23/10/2020 às 18h09min - Atualizada em 23/10/2020 às 22h22min

Como a China está mudando sua política de importação de carnes?

Incentivo para aumentar os plantéis de criadores de porcos tem como objetivo a quase autossuficiência no consumo interno de carne suína.

SALA DA NOTÍCIA Luís Gustavo

Ao final de setembro, a China anunciou um ambicioso plano para se tornar quase que autossuficiente na produção de carne suína para consumo interno. A intenção do governo chinês é de que, a longo prazo, o país seja menos dependente de comprar carnes de outros países, produzindo quase a totalidade do que se consome em seu próprio território.

O país já é o maior consumidor do tipo de carne no mundo. Com o novo plano do governo, a ideia é de que a redução da dependência da importação de carne suína possa estimular as grandes fazendas presentes no país. Um plano semelhante deve ser aplicado em outros setores, como de carne bovina e laticínios.

Isso faz parte de um processo de reconstrução dessa produção, já que, nos últimos anos, a China sofreu com a crise de disseminação da peste suína africana em seu território. A doença disseminou quase metade dos plantéis de suínos chineses, o que obrigou o país a importar mais carne, elevando o seu preço a um nível recorde.

Medidas para impulsionar o setor

A administração de Xi Jinping, atual presidente chinês, comanda uma campanha para renovar o segmento. A iniciativa procura elevar a segurança e a eficiência da área alimentícia, ampliar o peso do abastecimento doméstico e diminuir o desperdiçamento interno da carne. A China também pretende amplificar as importações de itens seguros de carne para totalizar a produção.

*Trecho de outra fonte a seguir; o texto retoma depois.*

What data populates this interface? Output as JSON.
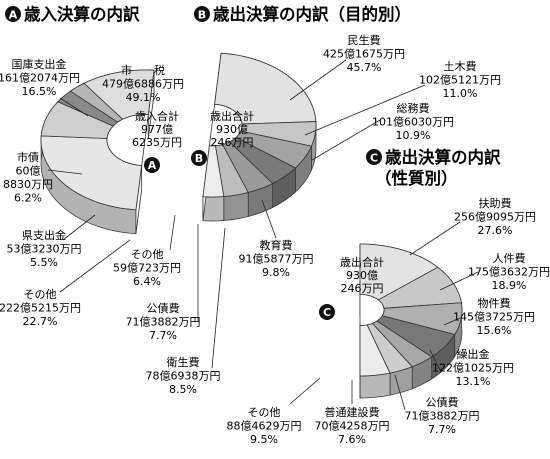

Uma das principais ações tomadas está voltada ao crescimento do plantel médio dos criadores de porcos. Atualmente, a maioria deles engorda menos de 500 animais no ano, sendo considerados criadores de médio porte. O objetivo é que, até 2025, 70% dos criadores sejam de grande escala, número que se espera chegar a 85% em 2030.

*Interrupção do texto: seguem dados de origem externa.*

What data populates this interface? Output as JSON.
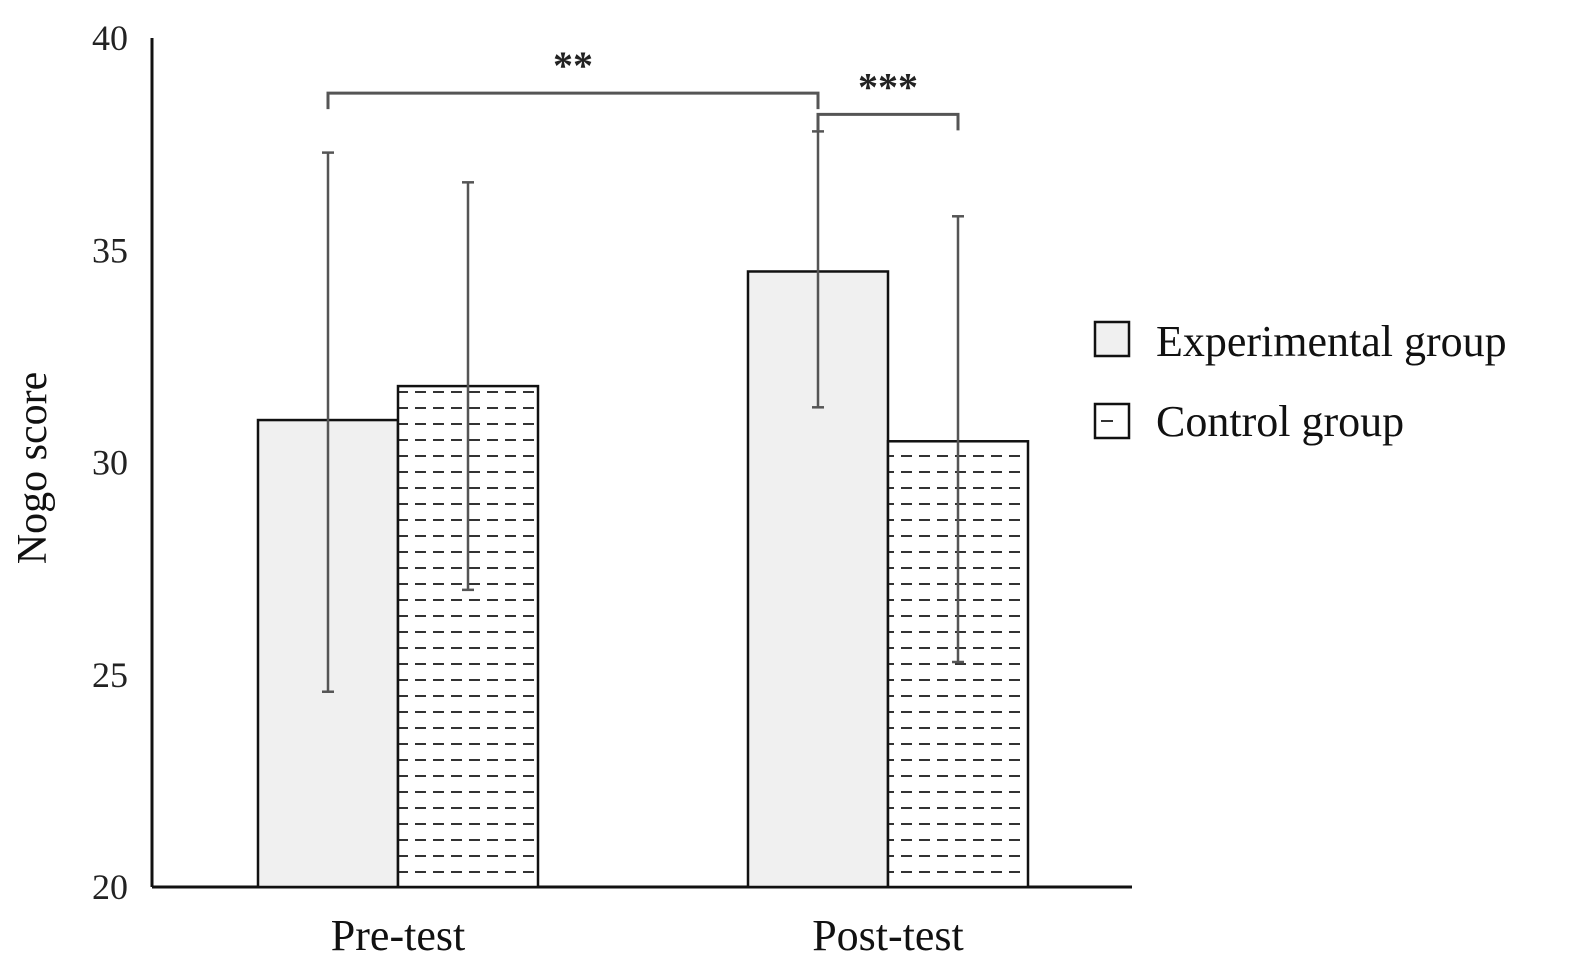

Essa expansão já está ocorrendo. Em agosto, foi registrado o sétimo mês de crescimento consecutivo dos plantéis de criação. Outras 11 mil novas fazendas de grande escala se tornaram operacionais, segundo informações do Ministério da Agricultura. Empresas como Hope Liuhe e Wens Foodstuffs já traçaram programas ambiciosos e alinhados.

Autossuficiência em outras áreas

O governo chinês também planeja que a autossuficiência seja alcançada em outros setores, como o de aves e ovos. Uma demanda forte que há no país é a de pés de frangos, considerados uma iguaria. O objetivo traçado é de atender cerca de 85% da demanda de carne bovina e ovina, além de 70% do consumo de lácteos, com a sua produção local.

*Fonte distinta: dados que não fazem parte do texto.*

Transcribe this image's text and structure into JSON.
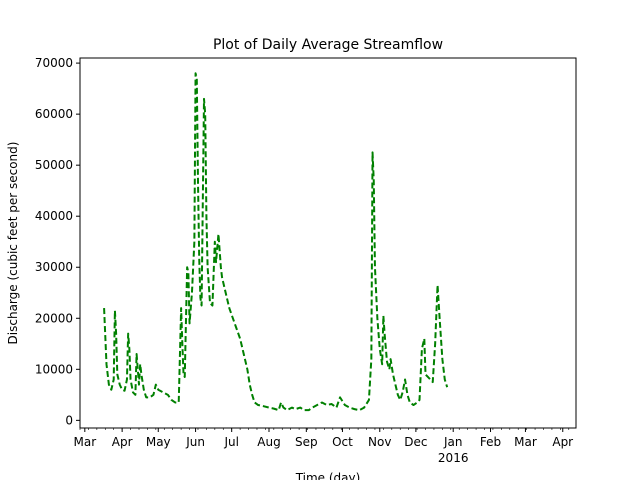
{
  "chart_data": {
    "type": "line",
    "title": "Plot of Daily Average Streamflow",
    "xlabel": "Time (day)",
    "ylabel": "Discharge (cubic feet per second)",
    "xlim": [
      "2015-02-25",
      "2016-04-12"
    ],
    "ylim": [
      -1500,
      71000
    ],
    "x_ticks": [
      {
        "date": "2015-03-01",
        "label": "Mar"
      },
      {
        "date": "2015-04-01",
        "label": "Apr"
      },
      {
        "date": "2015-05-01",
        "label": "May"
      },
      {
        "date": "2015-06-01",
        "label": "Jun"
      },
      {
        "date": "2015-07-01",
        "label": "Jul"
      },
      {
        "date": "2015-08-01",
        "label": "Aug"
      },
      {
        "date": "2015-09-01",
        "label": "Sep"
      },
      {
        "date": "2015-10-01",
        "label": "Oct"
      },
      {
        "date": "2015-11-01",
        "label": "Nov"
      },
      {
        "date": "2015-12-01",
        "label": "Dec"
      },
      {
        "date": "2016-01-01",
        "label": "Jan",
        "sublabel": "2016"
      },
      {
        "date": "2016-02-01",
        "label": "Feb"
      },
      {
        "date": "2016-03-01",
        "label": "Mar"
      },
      {
        "date": "2016-04-01",
        "label": "Apr"
      }
    ],
    "y_ticks": [
      0,
      10000,
      20000,
      30000,
      40000,
      50000,
      60000,
      70000
    ],
    "grid": false,
    "series": [
      {
        "color": "#008000",
        "linestyle": "dashed",
        "points": [
          [
            "2015-03-17",
            22000
          ],
          [
            "2015-03-19",
            11000
          ],
          [
            "2015-03-21",
            7000
          ],
          [
            "2015-03-23",
            6000
          ],
          [
            "2015-03-25",
            8000
          ],
          [
            "2015-03-26",
            21500
          ],
          [
            "2015-03-27",
            17000
          ],
          [
            "2015-03-28",
            9000
          ],
          [
            "2015-03-30",
            7000
          ],
          [
            "2015-04-01",
            6000
          ],
          [
            "2015-04-03",
            5800
          ],
          [
            "2015-04-05",
            8000
          ],
          [
            "2015-04-06",
            17000
          ],
          [
            "2015-04-07",
            14000
          ],
          [
            "2015-04-08",
            8000
          ],
          [
            "2015-04-10",
            5500
          ],
          [
            "2015-04-12",
            5000
          ],
          [
            "2015-04-13",
            13000
          ],
          [
            "2015-04-15",
            7000
          ],
          [
            "2015-04-16",
            11000
          ],
          [
            "2015-04-17",
            9000
          ],
          [
            "2015-04-19",
            6000
          ],
          [
            "2015-04-21",
            4500
          ],
          [
            "2015-04-24",
            4500
          ],
          [
            "2015-04-27",
            5000
          ],
          [
            "2015-04-29",
            7000
          ],
          [
            "2015-05-01",
            6000
          ],
          [
            "2015-05-05",
            5500
          ],
          [
            "2015-05-09",
            5000
          ],
          [
            "2015-05-12",
            4000
          ],
          [
            "2015-05-15",
            3500
          ],
          [
            "2015-05-18",
            3500
          ],
          [
            "2015-05-20",
            22000
          ],
          [
            "2015-05-21",
            15000
          ],
          [
            "2015-05-22",
            9000
          ],
          [
            "2015-05-23",
            8500
          ],
          [
            "2015-05-25",
            30000
          ],
          [
            "2015-05-26",
            29000
          ],
          [
            "2015-05-27",
            19000
          ],
          [
            "2015-05-29",
            25000
          ],
          [
            "2015-05-31",
            35000
          ],
          [
            "2015-06-01",
            68000
          ],
          [
            "2015-06-02",
            67000
          ],
          [
            "2015-06-03",
            47000
          ],
          [
            "2015-06-04",
            32000
          ],
          [
            "2015-06-05",
            24000
          ],
          [
            "2015-06-06",
            22500
          ],
          [
            "2015-06-08",
            63000
          ],
          [
            "2015-06-09",
            60000
          ],
          [
            "2015-06-10",
            40000
          ],
          [
            "2015-06-11",
            30000
          ],
          [
            "2015-06-13",
            23000
          ],
          [
            "2015-06-15",
            22500
          ],
          [
            "2015-06-17",
            35000
          ],
          [
            "2015-06-18",
            31000
          ],
          [
            "2015-06-20",
            36500
          ],
          [
            "2015-06-22",
            30000
          ],
          [
            "2015-06-23",
            28000
          ],
          [
            "2015-06-26",
            25000
          ],
          [
            "2015-06-29",
            22000
          ],
          [
            "2015-07-02",
            20000
          ],
          [
            "2015-07-05",
            18000
          ],
          [
            "2015-07-08",
            16000
          ],
          [
            "2015-07-11",
            13000
          ],
          [
            "2015-07-14",
            10000
          ],
          [
            "2015-07-16",
            7000
          ],
          [
            "2015-07-18",
            5000
          ],
          [
            "2015-07-20",
            3500
          ],
          [
            "2015-07-23",
            3000
          ],
          [
            "2015-07-27",
            2800
          ],
          [
            "2015-08-01",
            2500
          ],
          [
            "2015-08-05",
            2300
          ],
          [
            "2015-08-09",
            2000
          ],
          [
            "2015-08-11",
            3500
          ],
          [
            "2015-08-13",
            2500
          ],
          [
            "2015-08-16",
            2000
          ],
          [
            "2015-08-20",
            2500
          ],
          [
            "2015-08-23",
            2200
          ],
          [
            "2015-08-27",
            2500
          ],
          [
            "2015-08-30",
            2000
          ],
          [
            "2015-09-03",
            2000
          ],
          [
            "2015-09-06",
            2500
          ],
          [
            "2015-09-10",
            3000
          ],
          [
            "2015-09-14",
            3500
          ],
          [
            "2015-09-18",
            3000
          ],
          [
            "2015-09-22",
            3200
          ],
          [
            "2015-09-26",
            2500
          ],
          [
            "2015-09-29",
            4500
          ],
          [
            "2015-10-03",
            3000
          ],
          [
            "2015-10-07",
            2500
          ],
          [
            "2015-10-11",
            2200
          ],
          [
            "2015-10-15",
            2000
          ],
          [
            "2015-10-19",
            2500
          ],
          [
            "2015-10-23",
            4000
          ],
          [
            "2015-10-25",
            12000
          ],
          [
            "2015-10-26",
            52500
          ],
          [
            "2015-10-27",
            47000
          ],
          [
            "2015-10-28",
            30000
          ],
          [
            "2015-10-30",
            20000
          ],
          [
            "2015-11-01",
            14000
          ],
          [
            "2015-11-03",
            11000
          ],
          [
            "2015-11-04",
            20500
          ],
          [
            "2015-11-05",
            17000
          ],
          [
            "2015-11-07",
            11500
          ],
          [
            "2015-11-09",
            10000
          ],
          [
            "2015-11-10",
            12000
          ],
          [
            "2015-11-12",
            9000
          ],
          [
            "2015-11-14",
            7000
          ],
          [
            "2015-11-16",
            5000
          ],
          [
            "2015-11-18",
            4000
          ],
          [
            "2015-11-20",
            5500
          ],
          [
            "2015-11-22",
            8000
          ],
          [
            "2015-11-24",
            5000
          ],
          [
            "2015-11-26",
            3500
          ],
          [
            "2015-11-29",
            3000
          ],
          [
            "2015-12-02",
            3500
          ],
          [
            "2015-12-04",
            4000
          ],
          [
            "2015-12-06",
            14000
          ],
          [
            "2015-12-08",
            16000
          ],
          [
            "2015-12-09",
            9000
          ],
          [
            "2015-12-11",
            8500
          ],
          [
            "2015-12-13",
            8000
          ],
          [
            "2015-12-15",
            7500
          ],
          [
            "2015-12-17",
            15000
          ],
          [
            "2015-12-19",
            26500
          ],
          [
            "2015-12-21",
            19000
          ],
          [
            "2015-12-23",
            12000
          ],
          [
            "2015-12-25",
            8000
          ],
          [
            "2015-12-27",
            6500
          ]
        ]
      }
    ]
  }
}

Uma das medidas que serão aplicadas é modernizar o setor de abate. Há planos para construir unidades modernas, localizadas próximas às fazendas, para que o tempo de deslocamento e as chances de propagar doenças sejam menores. O governo ainda deve fechar as unidades de menor porte, espalhadas no país.

Impacto na relação com o Brasil

Os planos de autossuficiência na produção de carne suína devem afetar as relações comerciais com o Brasil. Hoje, o país é o principal destino das exportações brasileiras de carnes bovina, suína e de frango. O plano chinês também demandará que eles exportem ainda mais soja (ranking que eles lideram) e milho (no qual devem se tornar o nº 1 no mundo).

Num primeiro instante, o anúncio das medidas chinesas pressionou as ações de algumas empresas brasileiras, como os frigoríficos JBS, Minerva e Marfrig. Por outro lado, como o Brasil é o maior exportador de grãos de soja no planeta, ele deve se beneficiar com a maior demanda da China neste aspecto.